I am not sure whether I should use record buffering, and tableupdate() / tablerevert(), or whether I should use BEGIN TRANSACTION / END TRANSACTION and perhaps ROLLBACK. – or indeed a combination of both approaches.

The general structure of the processing of one transaction (there is no user interaction) is to call a series of methods to update each table, and (if all goes well) to commit the whole set of updates.

Open_my_tables()
Ans1 = Update_table1()
Ans2 = Update_table2()
. . .
Ans8 = Update_table8()
. . .
IF Ans1 .AND. Ans2 .AND Ans3 . . .
* commit the transaction
ELSE
* reverse all updates
ENDIF

I have looked at several VFP manuals but am still unsure. I would very much appreciate guidance.

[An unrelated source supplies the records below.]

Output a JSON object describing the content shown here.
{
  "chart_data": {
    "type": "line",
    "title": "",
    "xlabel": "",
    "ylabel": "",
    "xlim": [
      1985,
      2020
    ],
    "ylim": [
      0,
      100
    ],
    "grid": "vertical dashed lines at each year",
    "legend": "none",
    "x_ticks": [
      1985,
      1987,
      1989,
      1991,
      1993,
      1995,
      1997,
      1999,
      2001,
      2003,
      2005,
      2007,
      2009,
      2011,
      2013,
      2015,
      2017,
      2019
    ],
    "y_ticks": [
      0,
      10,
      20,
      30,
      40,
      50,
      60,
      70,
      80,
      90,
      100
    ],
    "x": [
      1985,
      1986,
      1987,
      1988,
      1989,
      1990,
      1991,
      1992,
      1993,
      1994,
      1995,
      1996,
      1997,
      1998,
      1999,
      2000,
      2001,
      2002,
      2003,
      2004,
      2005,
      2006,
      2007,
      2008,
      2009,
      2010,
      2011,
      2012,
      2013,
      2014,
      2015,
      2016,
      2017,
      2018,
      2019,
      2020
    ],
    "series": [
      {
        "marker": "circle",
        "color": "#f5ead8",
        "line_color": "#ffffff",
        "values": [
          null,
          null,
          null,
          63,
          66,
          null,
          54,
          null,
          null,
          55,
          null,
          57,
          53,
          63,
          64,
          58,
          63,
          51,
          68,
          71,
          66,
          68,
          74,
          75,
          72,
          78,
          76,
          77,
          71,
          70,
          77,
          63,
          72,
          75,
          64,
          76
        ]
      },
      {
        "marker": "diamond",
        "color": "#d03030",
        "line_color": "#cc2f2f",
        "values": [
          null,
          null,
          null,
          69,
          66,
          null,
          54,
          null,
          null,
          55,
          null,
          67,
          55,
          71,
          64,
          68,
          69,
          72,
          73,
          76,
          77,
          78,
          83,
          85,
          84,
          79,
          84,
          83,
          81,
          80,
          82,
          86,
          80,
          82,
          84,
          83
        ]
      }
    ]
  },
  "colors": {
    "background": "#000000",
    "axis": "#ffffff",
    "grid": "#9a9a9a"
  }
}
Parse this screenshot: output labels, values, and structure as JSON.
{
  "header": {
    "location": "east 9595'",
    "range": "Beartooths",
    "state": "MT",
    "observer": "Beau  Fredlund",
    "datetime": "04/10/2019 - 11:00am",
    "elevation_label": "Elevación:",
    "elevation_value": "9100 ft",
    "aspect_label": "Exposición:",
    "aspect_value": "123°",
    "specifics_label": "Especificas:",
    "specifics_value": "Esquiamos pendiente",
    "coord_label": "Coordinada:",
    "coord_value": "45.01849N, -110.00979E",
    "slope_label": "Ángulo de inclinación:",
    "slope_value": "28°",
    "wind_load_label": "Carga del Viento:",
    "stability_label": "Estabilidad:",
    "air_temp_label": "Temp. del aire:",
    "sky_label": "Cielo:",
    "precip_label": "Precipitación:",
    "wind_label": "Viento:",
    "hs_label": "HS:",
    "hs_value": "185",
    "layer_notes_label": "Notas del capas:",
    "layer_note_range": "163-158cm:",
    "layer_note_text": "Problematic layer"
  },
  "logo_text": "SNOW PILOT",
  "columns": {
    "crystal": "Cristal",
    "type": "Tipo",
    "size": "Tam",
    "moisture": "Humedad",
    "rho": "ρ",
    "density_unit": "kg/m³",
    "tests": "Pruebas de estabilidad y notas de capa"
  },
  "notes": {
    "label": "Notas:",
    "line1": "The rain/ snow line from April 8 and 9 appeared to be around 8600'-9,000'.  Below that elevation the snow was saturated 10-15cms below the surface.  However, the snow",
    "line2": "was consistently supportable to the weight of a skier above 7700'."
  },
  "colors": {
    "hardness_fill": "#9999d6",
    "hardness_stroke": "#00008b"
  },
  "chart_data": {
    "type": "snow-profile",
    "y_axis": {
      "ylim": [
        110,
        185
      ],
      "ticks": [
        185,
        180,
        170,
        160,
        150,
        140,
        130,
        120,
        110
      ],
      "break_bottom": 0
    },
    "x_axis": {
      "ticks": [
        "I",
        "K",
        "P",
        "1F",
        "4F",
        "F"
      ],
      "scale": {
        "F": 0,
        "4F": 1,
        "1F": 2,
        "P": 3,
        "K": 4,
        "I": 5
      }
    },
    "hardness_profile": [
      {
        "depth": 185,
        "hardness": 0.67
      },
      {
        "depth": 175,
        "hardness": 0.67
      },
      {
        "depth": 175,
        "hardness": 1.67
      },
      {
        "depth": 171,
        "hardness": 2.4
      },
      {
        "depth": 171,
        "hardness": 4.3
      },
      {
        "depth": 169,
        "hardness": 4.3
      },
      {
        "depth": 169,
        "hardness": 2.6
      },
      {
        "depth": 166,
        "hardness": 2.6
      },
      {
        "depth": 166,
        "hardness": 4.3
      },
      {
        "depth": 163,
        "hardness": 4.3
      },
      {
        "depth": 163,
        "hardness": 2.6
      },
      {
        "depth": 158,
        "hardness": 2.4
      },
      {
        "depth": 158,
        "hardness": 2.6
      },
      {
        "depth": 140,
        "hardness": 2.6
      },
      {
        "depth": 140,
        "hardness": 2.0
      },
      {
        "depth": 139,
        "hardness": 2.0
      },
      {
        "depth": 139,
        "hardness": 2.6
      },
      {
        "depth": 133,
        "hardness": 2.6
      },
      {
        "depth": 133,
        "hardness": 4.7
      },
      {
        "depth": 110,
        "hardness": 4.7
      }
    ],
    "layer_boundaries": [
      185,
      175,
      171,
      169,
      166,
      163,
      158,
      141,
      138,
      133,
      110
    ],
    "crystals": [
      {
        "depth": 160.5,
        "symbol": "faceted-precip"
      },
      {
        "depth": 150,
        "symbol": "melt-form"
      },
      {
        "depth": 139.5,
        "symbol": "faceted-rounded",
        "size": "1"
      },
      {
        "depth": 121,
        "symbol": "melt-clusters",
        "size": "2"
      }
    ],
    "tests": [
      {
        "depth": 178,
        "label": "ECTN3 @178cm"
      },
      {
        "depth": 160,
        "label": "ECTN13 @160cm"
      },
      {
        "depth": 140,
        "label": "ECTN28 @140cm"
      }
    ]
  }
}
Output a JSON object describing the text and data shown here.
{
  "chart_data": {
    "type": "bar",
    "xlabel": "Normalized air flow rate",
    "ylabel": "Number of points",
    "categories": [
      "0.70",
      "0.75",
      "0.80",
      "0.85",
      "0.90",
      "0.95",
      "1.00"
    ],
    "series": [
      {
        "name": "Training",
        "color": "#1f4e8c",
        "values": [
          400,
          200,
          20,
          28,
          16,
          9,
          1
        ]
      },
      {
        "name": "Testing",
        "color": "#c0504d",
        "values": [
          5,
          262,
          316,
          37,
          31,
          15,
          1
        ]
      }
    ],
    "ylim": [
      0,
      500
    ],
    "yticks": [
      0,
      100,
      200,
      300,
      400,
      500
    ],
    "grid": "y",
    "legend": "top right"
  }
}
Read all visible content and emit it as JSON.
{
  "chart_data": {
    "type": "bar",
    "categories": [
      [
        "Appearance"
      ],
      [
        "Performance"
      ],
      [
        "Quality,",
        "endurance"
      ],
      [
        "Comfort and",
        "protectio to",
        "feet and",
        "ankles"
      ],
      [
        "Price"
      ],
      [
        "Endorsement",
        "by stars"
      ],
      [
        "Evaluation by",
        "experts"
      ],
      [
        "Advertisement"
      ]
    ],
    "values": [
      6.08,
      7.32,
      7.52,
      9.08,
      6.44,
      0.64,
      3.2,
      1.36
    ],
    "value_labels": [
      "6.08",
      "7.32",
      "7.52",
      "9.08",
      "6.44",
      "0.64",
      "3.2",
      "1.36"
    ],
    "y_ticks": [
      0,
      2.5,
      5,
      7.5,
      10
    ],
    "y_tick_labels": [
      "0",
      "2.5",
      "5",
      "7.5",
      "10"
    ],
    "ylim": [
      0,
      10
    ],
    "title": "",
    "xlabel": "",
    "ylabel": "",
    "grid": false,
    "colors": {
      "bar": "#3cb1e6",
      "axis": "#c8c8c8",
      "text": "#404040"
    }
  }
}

Thank you
 
A combibnation of both is good, because:

1. The TRANSACTION handles ENTRANSACTION vs ROLLBACK of all involved tables the easiest way
2. TABLUPDATE() handles multiple record inserts/updates/deletes in one go.

Therefore you can't beat the combination.

Both Buffering and Transactions work in conjunction with USEing tables or Data Environment but also local/remote views or cursoradapters.

As a very short example:

Code:
lRollback = .T.
BEGIN TRANSACTION
If Tableupdate(1,.F.,"parenttable")
   If Tableupdate(1,.F.,"childtable1")  
      If Tableupdate(1,.F.,"childtable2")
         END TRANSACTION
         lRollback = .F.
         MessageBox("saved") && if you show a message at all
      Endif
   Endif
Endif

If lRollback
   ROLLBACK
   MessageBox("something went wrong") && you might be more detailed when inspecting the single tableupdate result, eg also in nRows=2 mode with an errorarray. 
Endif

Instead of nested if statements you might use chained dataaccess objects, chained via a Parent and/or Child property pointing to the next object in the chain, calling a "savedata" method, which returns success or failure und defining a main/parent object which starts and ends the transaction.

Bye, Olaf.
 
The important part of using buffering/tableupdate() in conjunction with transactions is what happens when the transaction fails and you ROLLBACK. You're left with the buffered changes still in place, and still buffered so you can examine/doctor them in code (or manually) and fix whatever caused the transaction to fail in the first place, and then go again.
 
Thank you very much, Olaf, Dan and Mike Lewis - I should have acknowledged much earlier!